Observations made over time can be either discrete or continuous. Both types of observations can be equally spaced, unequally spaced, or have missing data. Discrete measurements can be recorded at any time interval, but are most often taken at evenly spaced intervals. Continuous measurements can be spaced randomly in time, such as measuring earthquakes as they occur because an instrument is constantly recording, or can entail constant measurement of a natural phenomenon such as air temperature, or a process such as velocity of an airplane.
Question : Which analytical method is considered unsupervised?

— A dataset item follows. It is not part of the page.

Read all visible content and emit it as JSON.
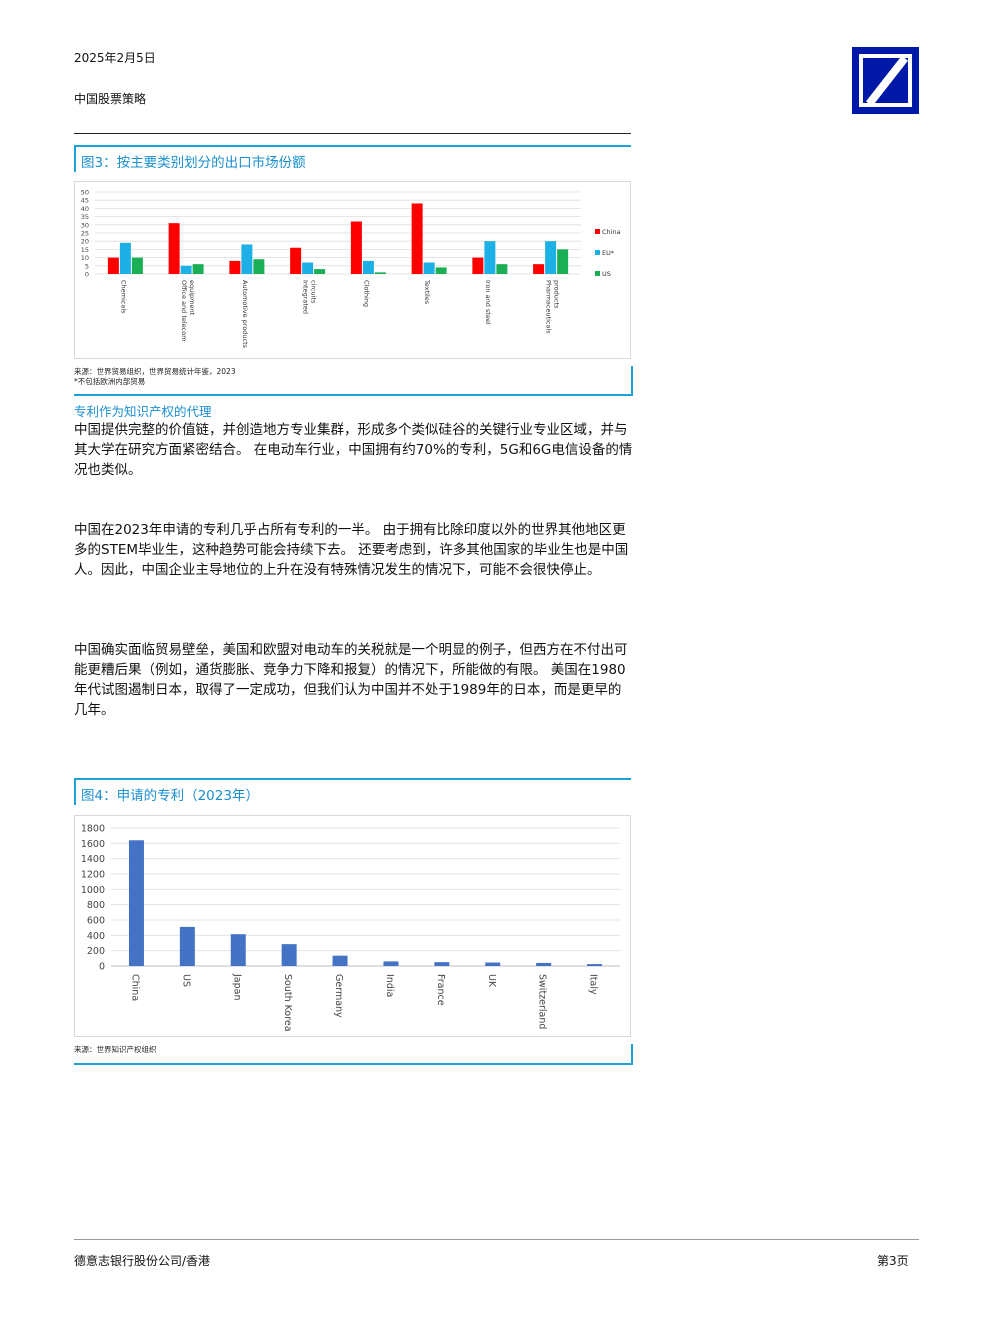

Correct Answer : Get Lastest Questions and Answer : Explanation: kmeans uses an iterative algorithm that minimizes the sum of distances from each object to its cluster centroid, over all clusters. This algorithm moves objects between clusters until the sum cannot be decreased further. The result is a set of clusters that are as compact and well-separated as possible. You can control the details of the minimization using several optional input parameters to kmeans, including ones for the initial values of the cluster centroids, and for the maximum number of iterations. Clustering is primarily an exploratory technique to discover hidden structures of the data, possibly as a prelude to more focused analysis or decision processes. Some specific applications of k-means are image processing, medical, and customer segmentation. Clustering is often used as a lead-in to classification. Once the clusters are identified, labels can be applied to each cluster to classify each group based on its characteristics. Marketing and sales groups use k-means to better identify customers who have similar behaviors and spending patterns.
Question : You have used k-means clustering to classify behavior of , customers for a retail store. You decide to use household income, age, gender and yearly purchase amount as measures. You have chosen to use 8 clusters and notice that 2 clusters only have 3 customers assigned. What should you do?
Explanation: kmeans uses an iterative algorithm that minimizes the sum of distances from each object to its cluster centroid, over all clusters. This algorithm moves objects between clusters until the sum cannot be decreased further. The result is a set of clusters that are as compact and well-separated as possible. You can control the details of the minimization using several optional input parameters to kmeans, including ones for the initial values of the cluster centroids, and for the maximum number of iterations. Clustering is primarily an exploratory technique to discover hidden structures of the data, possibly as a prelude to more focused analysis or decision processes. Some specific applications of k-means are image processing, medical, and customer segmentation. Clustering is often used as a lead-in to classification. Once the clusters are identified, labels can be applied to each cluster to classify each group based on its characteristics. Marketing and sales groups use k-means to better identify customers who have similar behaviors and spending patterns.
1. "Saturated" data, indicating potential issues with data definitions 2. Incomplete data, indicating potential issues with data transmission 3. Access Mostly Uused Products by 50000+ Subscribers 4. The exhibit does not raise any obvious concerns with the data.